5 Deadlifts You've Never Tried

Beyond Conventional and Sumo

These deadlift variations and alternatives take a great lift and make it even better for your specific goals. Have you tried them all?


Lifters debate the merits of the conventional and sumo deadlifts. And as long as you’re not using bad form, they’re both fine. But there isn’t much discussion of the other deadlift variations.

These alternatives deliver massive benefits for the glutes, hams, and upper back. In some aspects, they’re just as good – if not better – as their more common counterparts.

Here are five underrated deadlifts you probably aren’t doing but should be.


The snatch-grip variation will develop your upper back and grip strength. Your hands go where an Olympic weightlifter would grasp the bar to perform a snatch.

For most people, the best snatch grip is somewhere between having your pinkies on the barbell’s outermost rings (where there’s no knurling) to having your pointer finger just outside of that ring. Spreading your hands out this far will be a mechanical disadvantage compared to your usual grip, but it’ll pay off in the long run when you do return to the standard position.

Another benefit? Because your arms are spread out, you’ll have to start from a lower position to initiate the pull. This increases posterior chain development and hip mobility.

You won’t be able to load this exercise with the same weight as your normal deadlift, but if you get stronger, it’ll be much easier when you return to a more conventional deadlift.


Stand on a platform or plates that elevate you one to three inches off the ground. This starting point will create a longer bar path and lead to increased strength off of the floor – the most common sticking point.

You can do both conventional and sumo deadlifts from a deficit. Start with a small deficit and then gradually increase it as your strength and technique improve.


The split position – also called a kickstand deadlift – is a great way to nail the posterior chain while addressing any potential single-sided weaknesses. You can use a trap bar or barbell.

You can use all the same technique cues as standard deadlift variations but keep the reps lower since you have to perform it on each side. Don’t let fatigue break down your technique. You can also break up the sets by legs – perform one set on one leg, rest, then do the second set on the second leg.


While most serious lifters have heard of a Zercher squat, the deadlift version also has its benefits. This is the one you want to master if you’re interested in enormous traps.

Make sure your bar is in the rack at about hip level to set it up. Get under the bar by positioning it in the crooks of your elbows. Now stand up straight to lock it into place.

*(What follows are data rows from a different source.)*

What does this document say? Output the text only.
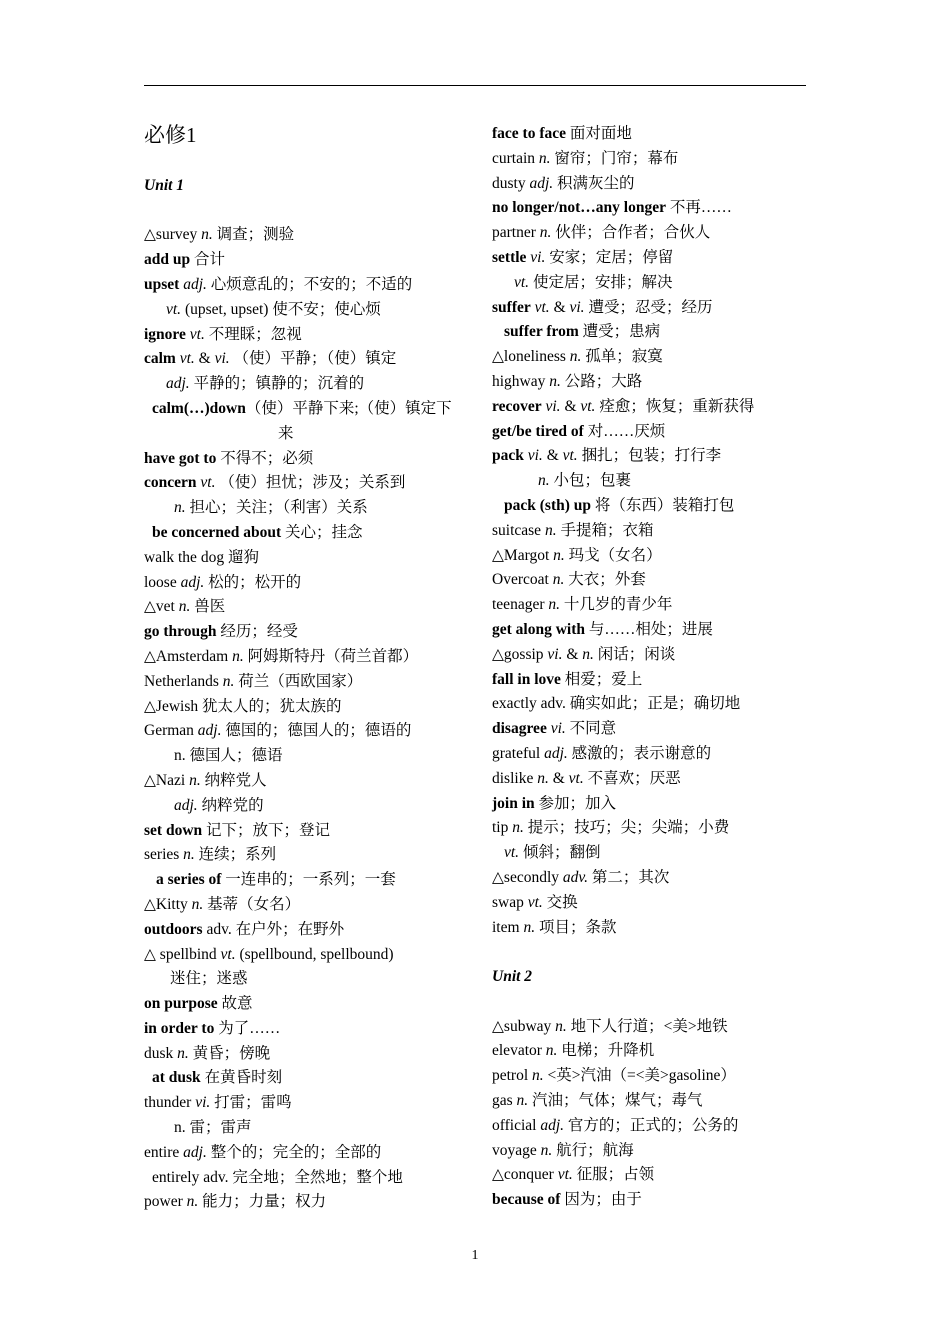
必修1
Unit 1
△survey n. 调查；测验
add up 合计
upset adj. 心烦意乱的；不安的；不适的
vt. (upset, upset) 使不安；使心烦
ignore vt. 不理睬；忽视
calm vt. & vi. （使）平静；（使）镇定
adj. 平静的；镇静的；沉着的
calm(…)down（使）平静下来;（使）镇定下
来
have got to 不得不；必须
concern vt. （使）担忧；涉及；关系到
n. 担心；关注；（利害）关系
be concerned about 关心；挂念
walk the dog 遛狗
loose adj. 松的；松开的
△vet n. 兽医
go through 经历；经受
△Amsterdam n. 阿姆斯特丹（荷兰首都）
Netherlands n. 荷兰（西欧国家）
△Jewish 犹太人的；犹太族的
German adj. 德国的；德国人的；德语的
n. 德国人；德语
△Nazi n. 纳粹党人
adj. 纳粹党的
set down 记下；放下；登记
series n. 连续；系列
a series of 一连串的；一系列；一套
△Kitty n. 基蒂（女名）
outdoors adv. 在户外；在野外
△ spellbind vt. (spellbound, spellbound)
迷住；迷惑
on purpose 故意
in order to 为了……
dusk n. 黄昏；傍晚
at dusk 在黄昏时刻
thunder vi. 打雷；雷鸣
n. 雷；雷声
entire adj. 整个的；完全的；全部的
entirely adv. 完全地；全然地；整个地
power n. 能力；力量；权力
face to face 面对面地
curtain n. 窗帘；门帘；幕布
dusty adj. 积满灰尘的
no longer/not…any longer 不再……
partner n. 伙伴；合作者；合伙人
settle vi. 安家；定居；停留
vt. 使定居；安排；解决
suffer vt. & vi. 遭受；忍受；经历
suffer from 遭受；患病
△loneliness n. 孤单；寂寞
highway n. 公路；大路
recover vi. & vt. 痊愈；恢复；重新获得
get/be tired of 对……厌烦
pack vi. & vt. 捆扎；包装；打行李
n. 小包；包裹
pack (sth) up 将（东西）装箱打包
suitcase n. 手提箱；衣箱
△Margot n. 玛戈（女名）
Overcoat n. 大衣；外套
teenager n. 十几岁的青少年
get along with 与……相处；进展
△gossip vi. & n. 闲话；闲谈
fall in love 相爱；爱上
exactly adv. 确实如此；正是；确切地
disagree vi. 不同意
grateful adj. 感激的；表示谢意的
dislike n. & vt. 不喜欢；厌恶
join in 参加；加入
tip n. 提示；技巧；尖；尖端；小费
vt. 倾斜；翻倒
△secondly adv. 第二；其次
swap vt. 交换
item n. 项目；条款
Unit 2
△subway n. 地下人行道；<美>地铁
elevator n. 电梯；升降机
petrol n. <英>汽油（=<美>gasoline）
gas n. 汽油；气体；煤气；毒气
official adj. 官方的；正式的；公务的
voyage n. 航行；航海
△conquer vt. 征服；占领
because of 因为；由于
1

Start by performing this off of blocks and gradually get the bar closer to the floor. While impressive, I don’t have any clients do this exercise off the ground since it involves a more rounded position. Some strongmen competitors routinely do this since it can train the same muscles used while hoisting atlas stones.

There’s a two-part process of first deadlifting the barbell up, then placing it on the front of the thighs to get into the Zercher position before standing all the way up. For a full breakdown, watch Christian Thibaudeau’s video on How to Zercher Deadlift.


This is a single-arm deadlift where you start with the implement next to you. Aside from building strength, this unilateral position trains the core, improves total-body stability, and increases mobility.

It’s important to keep tension throughout the whole body. If you’re holding the bar with your right arm, you must fight to keep your left side just as stable. Do this by extending the opposite arm and making a tight fist. This creates irradiation and helps you maintain tension.

You can do the suitcase deadlift with a dumbbell, kettlebell, EZ-bar, or barbell. If mobility is an issue or you can’t maintain good positioning when beginning the exercise, just start with the bar or dumbbell elevated off the ground. This will prevent you from having to start in a risky position.